Remember last year when it looked like a private equity firm would gain control of .org domain registration, making non-profits fear fees would skyrocket? Yeah, that’s not happening anymore.
In a Tuesday blog post, Internet Corporation for Assigned Names and Numbers (ICANN) board chair Maarten Botterman announced it was rejecting the sale of non-profit .org registry Public Interest Registry (PIR) to private equity firm Ethos Capital.
“After completing its evaluation, the ICANN Board finds that the public interest is better served in withholding consent as a result of various factors that create unacceptable uncertainty over the future of the third largest [generic top-level domain] registry,” wrote Botterman.
The decision was made after a lengthy investigation spanning several months. One of the reasons given for refusing to approve the sale was that it was a “change from the fundamental public interest nature of PIR to an entity that is bound to serve the interests of its corporate stakeholders, and which has no meaningful plan to protect or serve the .ORG community.”
After a thorough evaluation process, the #ICANN Board is withholding consent to the request for a change of control of the Public Interest Registry (PIR). Read Board Chair Maarten Botterman's blog for more information > https://t.co/qz8ub99lOt pic.twitter.com/oFrM0pulyM
— ICANN (@ICANN) May 1, 2020
Here’s the quick and dirty breakdown. In late 2019, non-profit organisation Internet Society (ISOC) announced it had agreed to sell non-profit PIR to private equity firm Ethos Capital for $1.135 billion. ISOC had created PIR to manage the registration of .org domains, which meant that the authority to grant these domains would be controlled by Ethos Capital if the sale went through.
Many other non-profit organisations were understandably upset by this, fearing Ethos Capital would raise registration fees and make it more difficult for them to operate. The .org domain brings with it a certain legitimacy and trust that is invaluable to such organisations. Having to pay increased fees or lose their domain would be a significant blow for the sector, particularly as it isn’t exactly flush with cash.
Numerous non-profit organisations petitioned ISOC to stop the sale, but it seemed destined to go ahead.
Hopes faded even further after ICANN, the non-profit responsible for managing the domain name system, seemed to indicate it would not step in. Under PIR’s Registry Agreements, ICANN could require PIR obtain its approval for a change in control, though it could not unreasonably withhold said approval.
Fortunately, ICANN has since concluded that refusing to allow the transfer is not only reasonable, but “the right thing to do.”
“The entire Board stands by this decision,” wrote Botterman. “After thorough due diligence and robust discussion, we concluded that this is the right decision to take.”
Ethos Capital, ISOC, and PIR have expressed disappointment with ICANN’s decision, accusing it of setting “a dangerous precedent with broad industry implications,” “[overstepping] its purview” and “[acting] as a regulatory body it was never meant to be.”
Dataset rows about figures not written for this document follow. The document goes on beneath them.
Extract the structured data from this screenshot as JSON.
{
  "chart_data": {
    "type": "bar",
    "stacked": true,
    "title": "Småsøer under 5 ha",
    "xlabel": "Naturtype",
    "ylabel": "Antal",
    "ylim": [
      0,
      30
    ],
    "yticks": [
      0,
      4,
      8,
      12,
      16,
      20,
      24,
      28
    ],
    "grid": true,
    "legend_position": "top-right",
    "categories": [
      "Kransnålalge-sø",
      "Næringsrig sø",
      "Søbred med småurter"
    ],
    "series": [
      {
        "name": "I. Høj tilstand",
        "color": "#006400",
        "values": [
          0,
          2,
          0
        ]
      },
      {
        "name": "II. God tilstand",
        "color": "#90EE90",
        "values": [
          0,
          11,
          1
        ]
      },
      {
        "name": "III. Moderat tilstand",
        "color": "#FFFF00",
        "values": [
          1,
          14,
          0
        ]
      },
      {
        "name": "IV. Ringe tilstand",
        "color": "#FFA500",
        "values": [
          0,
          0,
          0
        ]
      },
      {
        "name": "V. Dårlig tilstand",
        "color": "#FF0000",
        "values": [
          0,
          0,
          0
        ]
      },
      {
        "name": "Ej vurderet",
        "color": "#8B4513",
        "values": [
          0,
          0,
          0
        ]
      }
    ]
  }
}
In contrast, non-profit organisations are thrilled. Even so, they’re conscious this isn’t the end of the story.
“ICANN must now open a public process for bids to find a new home for the .Org domain,” said non-profit NTEN and Electronic Frontier Foundation in a joint statement on Thursday. NTEN had been running the campaign to prevent the sale, garnering the support of 871 organisations.
“The .Org domain, the third-largest top-level domain, needs a secure and reliable steward that can prove it has the public and nonprofit sector’s interests at its core.”